A further 90,000 investors, whose savings were held in 250 nominee accounts run on their behalf by a number of life companies, incouding Skandia and Aegon, are expected to receive compensation worth a further pounds 100m within the next few months.

The payments, to be made either by cheque or by topping up individuals' unit trust accounts, brings to pounds 400m the total cost of Peter Young's activities being shouldered by Deutsche Bank, Morgan Grenfell's German parent.

Frances Davies, head of pooled funds at Morgan Grenfell, said: "The compensation will be paid on the basis of a formula agreed with Imro [the fund management regulator]. We believe what has been agreed is full and fair."

She added that some 70 per cent of unitholders in the three funds, European Growth, Europa and European Capital Growth, had already requested top- ups rather than cash payments.

The mechanism for paying compensation involves setting August 1st 1995 as the starting date for assessing redress.
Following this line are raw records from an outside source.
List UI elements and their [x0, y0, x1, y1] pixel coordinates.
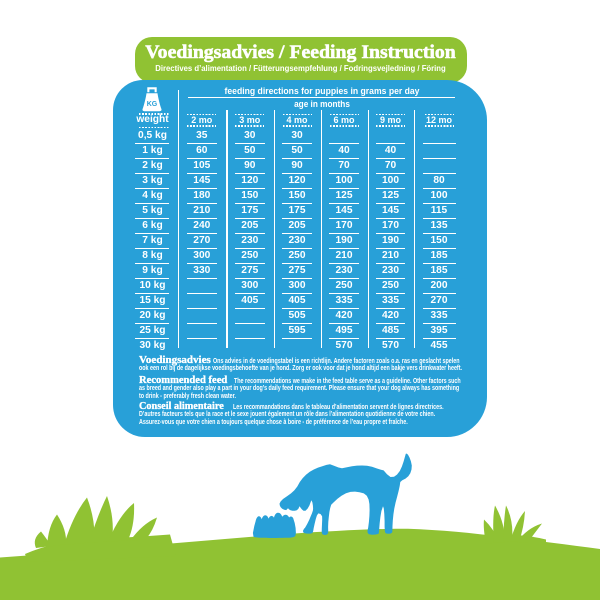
svg-text:KG: KG	[147, 101, 158, 108]
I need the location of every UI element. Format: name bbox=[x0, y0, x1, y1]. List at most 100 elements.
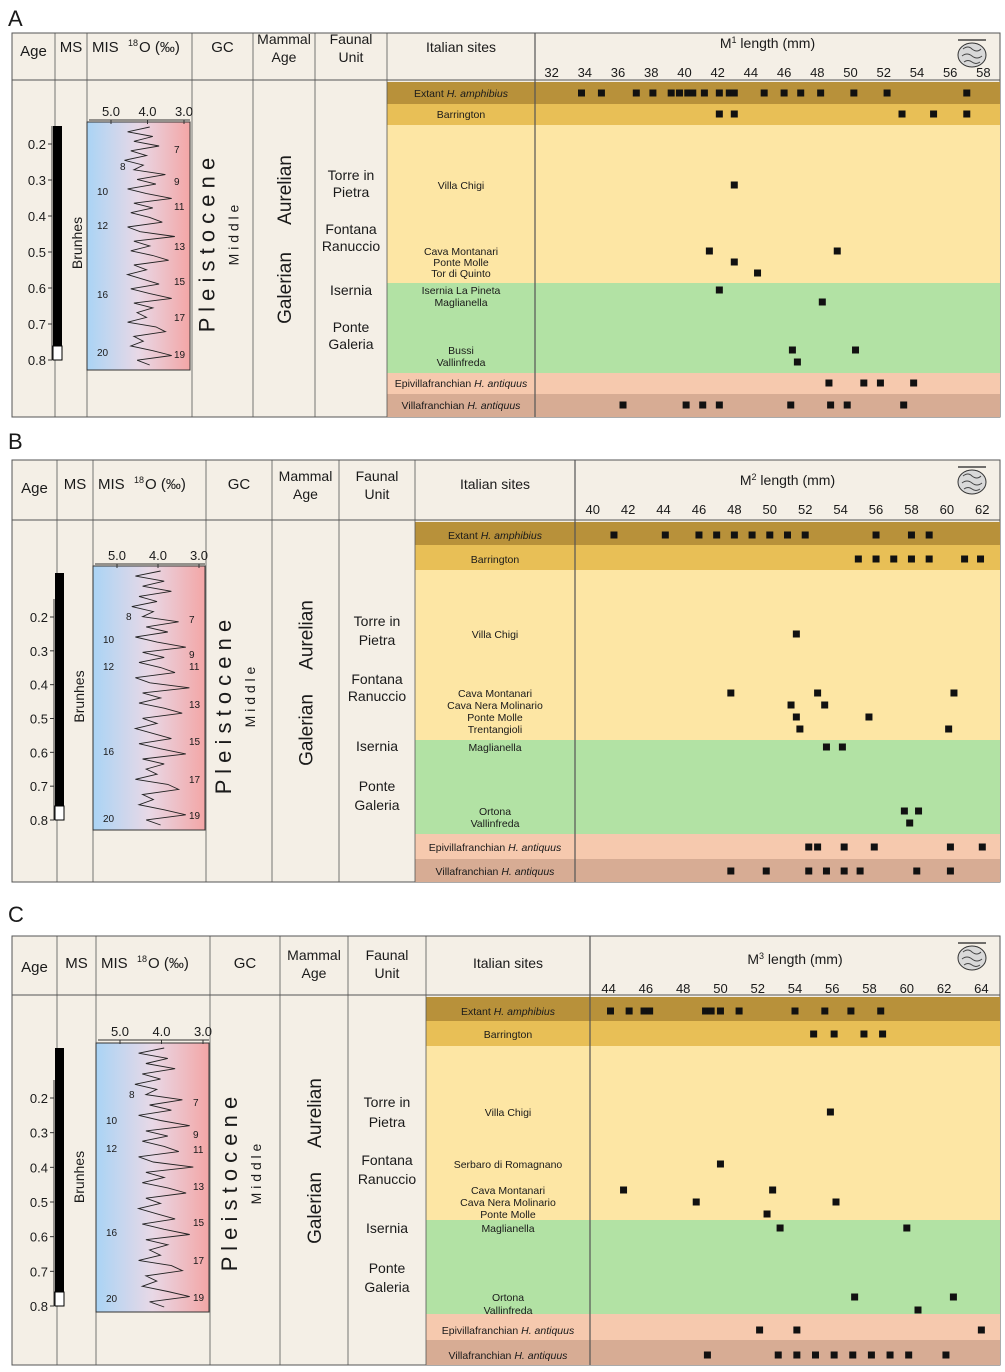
x-tick-label: 40 bbox=[585, 502, 599, 517]
gc-middle: M i d d l e bbox=[248, 1143, 264, 1204]
gc-middle: M i d d l e bbox=[242, 666, 258, 727]
data-point bbox=[872, 531, 880, 539]
age-tick-label: 0.7 bbox=[30, 779, 48, 794]
data-point bbox=[851, 1293, 859, 1301]
data-point bbox=[843, 401, 851, 409]
data-point bbox=[763, 1210, 771, 1218]
header-o18-sup: 18 bbox=[137, 954, 147, 964]
data-point bbox=[619, 401, 627, 409]
brunhes-label: Brunhes bbox=[71, 670, 87, 722]
data-point bbox=[900, 401, 908, 409]
site-label: Trentangioli bbox=[468, 724, 522, 736]
mis-stage-label: 11 bbox=[174, 202, 185, 213]
data-point bbox=[805, 843, 813, 851]
data-point bbox=[787, 701, 795, 709]
mis-stage-label: 10 bbox=[106, 1116, 118, 1127]
band-epivillafranchian bbox=[426, 1314, 1000, 1340]
data-point bbox=[870, 843, 878, 851]
data-point bbox=[814, 689, 822, 697]
brunhes-label: Brunhes bbox=[71, 1151, 87, 1203]
faunal-unit-label: Torre in bbox=[354, 613, 401, 629]
data-point bbox=[792, 630, 800, 638]
mis-stage-label: 11 bbox=[193, 1145, 204, 1156]
data-point bbox=[910, 379, 918, 387]
age-tick-label: 0.2 bbox=[28, 137, 46, 152]
age-tick-label: 0.6 bbox=[28, 281, 46, 296]
age-tick-label: 0.4 bbox=[30, 1160, 48, 1175]
panel-c-content: Age MS MIS 18 O (‰) GC Mammal Age Faunal Unit Ital… bbox=[11, 935, 1001, 1366]
tooth-icon bbox=[957, 466, 987, 495]
header-age: Age bbox=[20, 43, 47, 60]
age-tick-label: 0.5 bbox=[28, 245, 46, 260]
x-tick-label: 34 bbox=[578, 65, 592, 80]
data-point bbox=[822, 743, 830, 751]
x-axis-label: M1 length (mm) bbox=[720, 35, 815, 51]
gc-pleistocene: P l e i s t o c e n e bbox=[195, 158, 220, 332]
data-point bbox=[716, 1007, 724, 1015]
x-tick-label: 46 bbox=[777, 65, 791, 80]
data-point bbox=[906, 819, 914, 827]
data-point bbox=[977, 1326, 985, 1334]
mis-stage-label: 13 bbox=[174, 242, 186, 253]
age-tick-label: 0.4 bbox=[30, 678, 48, 693]
faunal-unit-label: Fontana bbox=[361, 1152, 413, 1168]
mis-stage-label: 12 bbox=[103, 662, 115, 673]
data-point bbox=[832, 1198, 840, 1206]
data-point bbox=[661, 531, 669, 539]
data-point bbox=[607, 1007, 614, 1015]
header-gc: GC bbox=[228, 476, 251, 493]
x-tick-label: 32 bbox=[544, 65, 558, 80]
data-point bbox=[792, 713, 800, 721]
x-tick-label: 52 bbox=[877, 65, 891, 80]
data-point bbox=[961, 555, 969, 563]
data-point bbox=[821, 701, 829, 709]
header-gc: GC bbox=[211, 39, 234, 56]
x-tick-label: 62 bbox=[937, 981, 951, 996]
data-point bbox=[946, 867, 954, 875]
mammal-age-galerian: Galerian bbox=[297, 694, 318, 766]
x-tick-label: 58 bbox=[862, 981, 876, 996]
site-label: Cava Nera Molinario bbox=[447, 700, 543, 712]
data-point bbox=[730, 89, 738, 97]
data-point bbox=[830, 1351, 838, 1359]
o18-box bbox=[92, 565, 206, 831]
mis-stage-label: 19 bbox=[174, 350, 186, 361]
header-o18-sup: 18 bbox=[128, 38, 138, 48]
mis-stage-label: 20 bbox=[106, 1294, 118, 1305]
faunal-unit-label: Torre in bbox=[328, 167, 375, 183]
data-point bbox=[930, 110, 938, 118]
group-label: Extant H. amphibius bbox=[414, 88, 509, 100]
site-label: Ponte Molle bbox=[480, 1209, 536, 1221]
mammal-age-galerian: Galerian bbox=[275, 252, 296, 324]
faunal-unit-label: Ponte bbox=[369, 1260, 406, 1276]
mammal-age-aurelian: Aurelian bbox=[275, 155, 296, 225]
data-point bbox=[646, 1007, 654, 1015]
age-tick-label: 0.2 bbox=[30, 610, 48, 625]
mis-stage-label: 15 bbox=[174, 277, 186, 288]
data-point bbox=[730, 258, 738, 266]
data-point bbox=[715, 110, 723, 118]
mis-stage-label: 10 bbox=[103, 635, 115, 646]
data-point bbox=[860, 379, 868, 387]
x-tick-label: 50 bbox=[843, 65, 857, 80]
group-label: Epivillafranchian H. antiquus bbox=[429, 842, 562, 854]
age-tick-label: 0.7 bbox=[28, 317, 46, 332]
site-label: Cava Montanari bbox=[471, 1185, 545, 1197]
x-tick-label: 54 bbox=[910, 65, 924, 80]
data-point bbox=[977, 555, 985, 563]
data-point bbox=[682, 401, 690, 409]
data-point bbox=[730, 110, 738, 118]
header-mammal-age-1: Mammal bbox=[257, 31, 311, 47]
data-point bbox=[946, 843, 954, 851]
x-tick-label: 38 bbox=[644, 65, 658, 80]
mis-stage-label: 17 bbox=[174, 313, 186, 324]
data-point bbox=[840, 843, 848, 851]
band-barrington bbox=[387, 104, 1000, 125]
faunal-unit-label: Ponte bbox=[359, 778, 396, 794]
x-tick-label: 58 bbox=[904, 502, 918, 517]
data-point bbox=[610, 531, 618, 539]
x-axis-label: M3 length (mm) bbox=[747, 951, 842, 967]
data-point bbox=[810, 1030, 818, 1038]
x-tick-label: 42 bbox=[621, 502, 635, 517]
x-tick-label: 54 bbox=[833, 502, 847, 517]
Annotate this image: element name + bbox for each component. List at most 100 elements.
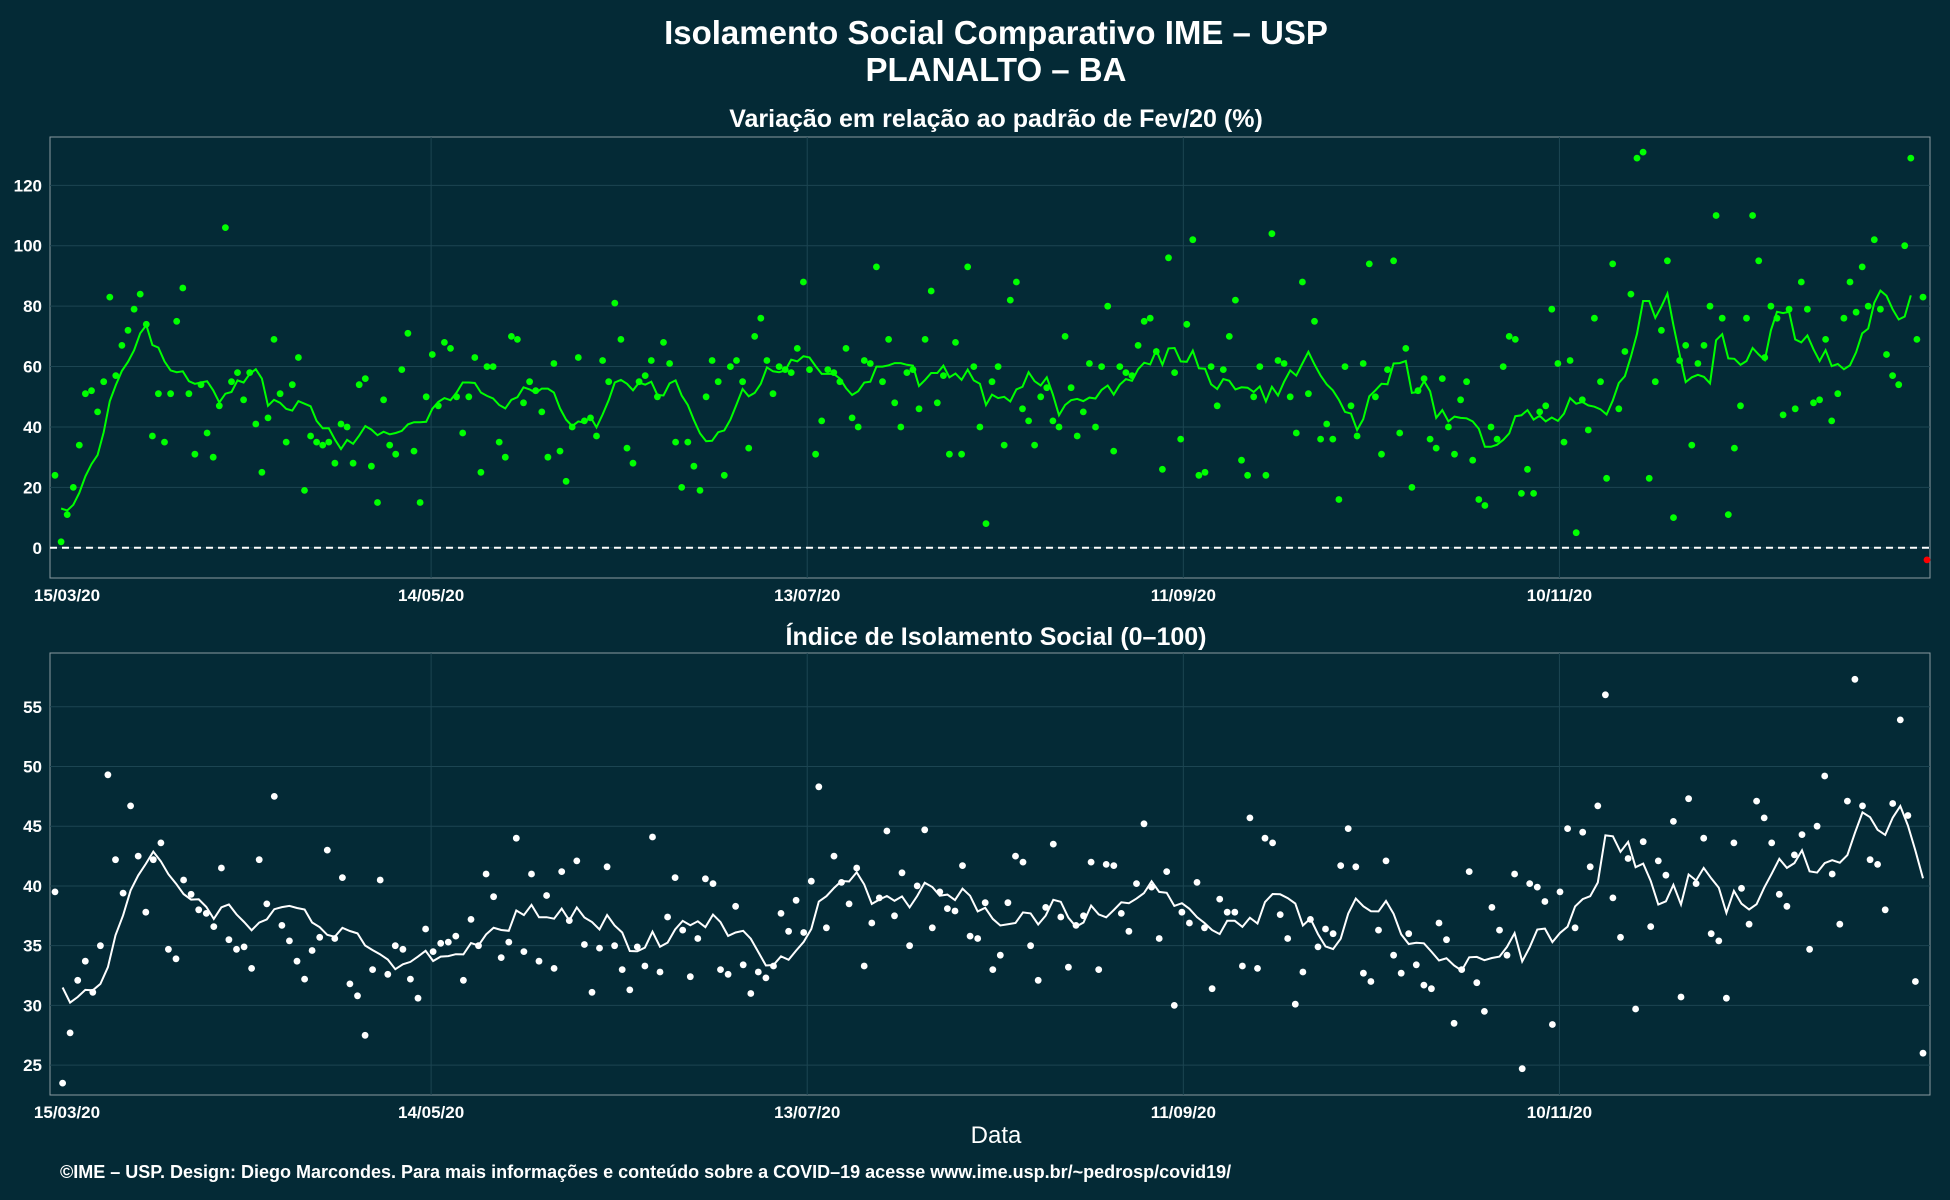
variation-data-point xyxy=(447,345,454,352)
index-data-point xyxy=(248,965,256,972)
index-y-tick-label: 55 xyxy=(23,698,42,717)
index-data-point xyxy=(777,910,785,917)
variation-data-point xyxy=(1256,363,1264,370)
index-data-point xyxy=(1715,937,1723,945)
index-data-point xyxy=(770,962,777,970)
variation-data-point xyxy=(1280,360,1288,367)
variation-data-point xyxy=(1134,342,1142,349)
variation-data-point xyxy=(301,487,308,494)
index-data-point xyxy=(1170,1002,1178,1009)
variation-data-point xyxy=(51,471,59,479)
index-data-point xyxy=(407,975,414,983)
variation-data-point xyxy=(1353,432,1361,440)
index-data-point xyxy=(1496,926,1503,934)
variation-data-point xyxy=(538,408,546,416)
variation-data-point xyxy=(1043,384,1051,392)
index-data-point xyxy=(694,935,702,942)
variation-data-point xyxy=(1086,360,1093,367)
index-data-point xyxy=(1511,870,1518,878)
variation-data-point xyxy=(489,363,497,370)
variation-data-point xyxy=(410,447,418,455)
variation-data-point xyxy=(1858,263,1866,271)
variation-data-point xyxy=(1785,305,1793,313)
variation-data-point xyxy=(617,336,625,343)
index-data-point xyxy=(195,906,203,914)
index-data-point xyxy=(1140,820,1148,828)
variation-data-point xyxy=(1615,405,1623,413)
index-data-point xyxy=(301,975,308,983)
variation-data-point xyxy=(873,263,880,271)
variation-data-point xyxy=(82,390,89,398)
variation-data-point xyxy=(769,390,777,398)
variation-y-tick-label: 120 xyxy=(14,176,42,195)
variation-data-point xyxy=(970,363,978,370)
variation-data-point xyxy=(897,423,905,431)
variation-data-point xyxy=(1110,447,1118,455)
variation-data-point xyxy=(1694,360,1702,367)
variation-data-point xyxy=(404,329,412,337)
variation-data-point xyxy=(1061,333,1069,340)
index-data-point xyxy=(1148,883,1155,891)
index-data-point xyxy=(429,948,437,955)
index-data-point xyxy=(830,852,838,860)
index-data-point xyxy=(974,935,982,942)
index-data-point xyxy=(641,962,649,970)
index-data-point xyxy=(709,880,717,887)
index-data-point xyxy=(74,976,82,984)
variation-y-tick-label: 0 xyxy=(33,539,42,558)
index-data-point xyxy=(1617,933,1624,941)
index-data-point xyxy=(1360,969,1367,977)
index-data-point xyxy=(1042,904,1050,911)
index-data-point xyxy=(823,924,830,932)
variation-data-point xyxy=(1445,423,1452,431)
variation-data-point xyxy=(75,441,83,449)
index-data-point xyxy=(1102,861,1110,868)
index-data-point xyxy=(1201,924,1208,932)
index-data-point xyxy=(422,925,429,933)
index-data-point xyxy=(1087,858,1095,866)
variation-data-point xyxy=(1645,474,1653,482)
index-data-point xyxy=(437,939,445,947)
variation-data-point xyxy=(952,339,959,346)
variation-data-point xyxy=(848,414,856,422)
variation-data-point xyxy=(307,432,314,440)
variation-data-point xyxy=(1025,417,1032,425)
index-data-point xyxy=(263,900,271,908)
variation-data-point xyxy=(921,336,929,343)
variation-data-point xyxy=(1560,438,1568,446)
variation-data-point xyxy=(1511,336,1519,343)
variation-data-point xyxy=(282,438,290,446)
variation-data-point xyxy=(1633,154,1641,162)
variation-data-point xyxy=(1365,260,1373,268)
variation-data-point xyxy=(623,444,631,452)
index-data-point xyxy=(611,942,618,950)
variation-data-point xyxy=(112,372,120,379)
index-data-point xyxy=(1405,930,1413,938)
index-x-tick-label: 11/09/20 xyxy=(1151,1103,1216,1122)
index-data-point xyxy=(142,908,150,916)
variation-data-point xyxy=(1658,326,1665,334)
variation-data-point xyxy=(1104,302,1112,310)
index-data-point xyxy=(1057,913,1065,921)
variation-data-point xyxy=(556,447,564,455)
variation-data-point xyxy=(1013,278,1020,286)
variation-data-point xyxy=(374,499,381,506)
variation-data-point xyxy=(1140,317,1148,325)
index-data-point xyxy=(989,966,997,973)
index-data-point xyxy=(1806,945,1813,953)
index-data-point xyxy=(270,793,278,800)
index-data-point xyxy=(656,968,664,976)
variation-data-point xyxy=(234,369,241,376)
index-data-point xyxy=(1844,797,1851,805)
variation-data-point xyxy=(702,393,710,401)
variation-data-point xyxy=(641,372,649,379)
index-data-point xyxy=(1488,904,1496,911)
index-data-point xyxy=(891,912,898,920)
variation-data-point xyxy=(313,438,320,446)
index-data-point xyxy=(853,864,861,872)
variation-data-point xyxy=(1578,396,1586,404)
variation-data-point xyxy=(1146,314,1154,322)
index-data-point xyxy=(573,857,581,865)
variation-data-point xyxy=(149,432,156,440)
variation-data-point xyxy=(434,402,442,410)
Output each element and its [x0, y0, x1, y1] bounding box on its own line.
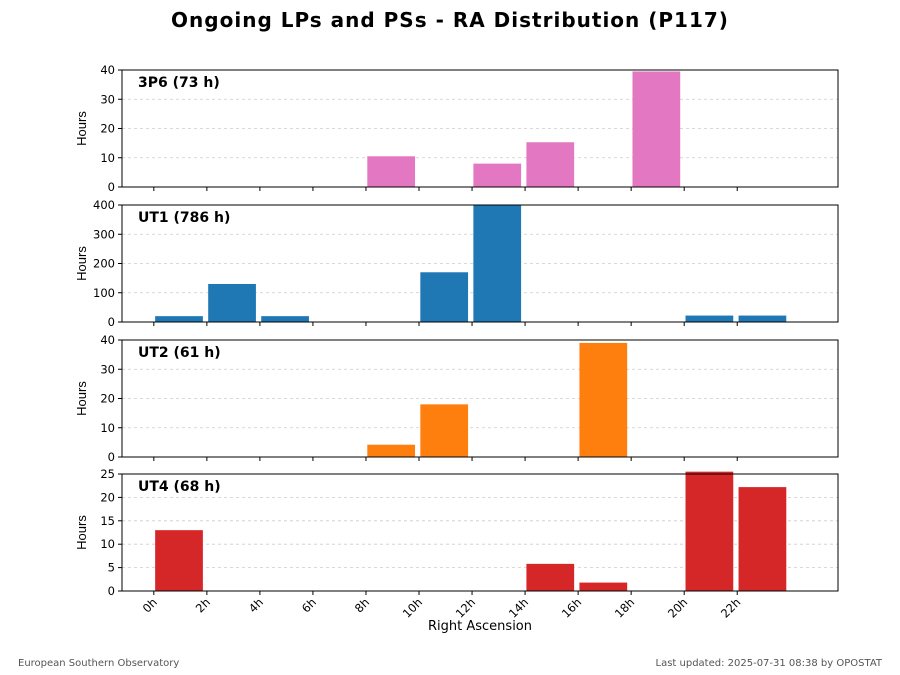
bar-ut4-0h [155, 530, 203, 591]
x-axis-label: Right Ascension [428, 619, 532, 634]
x-tick-label: 10h [400, 595, 425, 620]
y-tick-label: 15 [100, 514, 115, 528]
y-tick-label: 20 [100, 392, 115, 406]
y-tick-label: 400 [93, 198, 115, 212]
bar-ut1-20h [685, 315, 734, 322]
axes-frame-ut4 [121, 473, 839, 592]
y-tick-label: 20 [100, 122, 115, 136]
y-tick-label: 40 [100, 63, 115, 77]
x-tick-label: 0h [140, 595, 160, 615]
bar-ut1-2h [208, 283, 256, 322]
y-tick-label: 0 [108, 315, 115, 329]
panel-label-ut2: UT2 (61 h) [138, 345, 221, 361]
x-tick-label: 18h [612, 595, 637, 620]
y-tick-label: 5 [108, 561, 115, 575]
bar-ut4-14h [526, 563, 575, 591]
panel-label-3p6: 3P6 (73 h) [138, 75, 220, 91]
y-axis-label: Hours [74, 515, 89, 550]
y-axis-label: Hours [74, 246, 89, 281]
y-tick-label: 30 [100, 362, 115, 376]
y-tick-label: 20 [100, 490, 115, 504]
bar-ut2-8h [367, 444, 416, 457]
y-axis-label: Hours [74, 111, 89, 146]
y-tick-label: 300 [93, 227, 115, 241]
y-tick-label: 25 [100, 467, 115, 481]
x-tick-label: 14h [506, 595, 531, 620]
bar-ut4-22h [738, 487, 787, 591]
y-tick-label: 100 [93, 286, 115, 300]
footer-last-updated: Last updated: 2025-07-31 08:38 by OPOSTA… [655, 658, 883, 669]
y-tick-label: 10 [100, 537, 115, 551]
chart-title: Ongoing LPs and PSs - RA Distribution (P… [171, 8, 729, 32]
bar-ut1-12h [473, 205, 522, 322]
bar-ut1-10h [420, 272, 469, 322]
x-tick-label: 6h [299, 595, 319, 615]
y-axis-label: Hours [74, 381, 89, 416]
bar-3p6-8h [367, 156, 416, 187]
y-tick-label: 30 [100, 92, 115, 106]
y-tick-label: 0 [108, 450, 115, 464]
bar-3p6-18h [632, 71, 681, 187]
y-tick-label: 40 [100, 333, 115, 347]
panel-label-ut1: UT1 (786 h) [138, 210, 230, 226]
x-tick-label: 2h [193, 595, 213, 615]
bar-ut4-16h [579, 582, 628, 591]
bar-ut1-4h [261, 316, 309, 322]
bar-ut4-20h [685, 471, 734, 591]
x-tick-label: 16h [559, 595, 584, 620]
y-tick-label: 0 [108, 584, 115, 598]
bar-ut2-10h [420, 404, 469, 457]
x-tick-label: 20h [665, 595, 690, 620]
bar-ut1-0h [155, 316, 203, 322]
y-tick-label: 10 [100, 421, 115, 435]
x-tick-label: 22h [718, 595, 743, 620]
footer-organization: European Southern Observatory [18, 658, 180, 669]
x-tick-label: 4h [246, 595, 266, 615]
bar-ut2-16h [579, 342, 628, 457]
y-tick-label: 10 [100, 151, 115, 165]
bar-3p6-12h [473, 163, 522, 187]
bar-3p6-14h [526, 142, 575, 187]
x-tick-label: 12h [453, 595, 478, 620]
y-tick-label: 200 [93, 257, 115, 271]
x-tick-label: 8h [352, 595, 372, 615]
y-tick-label: 0 [108, 180, 115, 194]
panel-label-ut4: UT4 (68 h) [138, 479, 221, 495]
bar-ut1-22h [738, 315, 787, 322]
This is the moment identified by Morgan Grenfell when Peter Young began his irregular trading.

Micropal, the specialist financial statistics provider, was asked to calculate average fund performance to September 1996 for trusts within the same sectors and operating on the same principles as the three affected Morgan Grenfell ones.

In the case of the European Growth Trust, the flagship fund run by Peter Young, its growth was just 2.05 per cent compared to the average growth of the benchmark funds of 15.4 per cent over this period.

Calculating the compensation to be paid involves comparing the price at which investors bought the units and when they were sold, or September 6 1996, ife held to that date.

Losses between the two prices will be repaid in full, Ms Davies said yesterday. Investors would also receive an "underpin" to their funds returning their money in full, inlcuding the bid-offer spread on the investment. Payments would be topped up by an additional 6 per cent compound interest payable from September last year.

The payments next week bring to a close another chapter in the saga which severely damaged the credibility of Morgan Grenfell. Earlier this month it was fined pounds 2m, plus pounds 1.5m costs for a vast catalogue of regulatory offences that allowed Mr Young to engage in his rogue trading practices.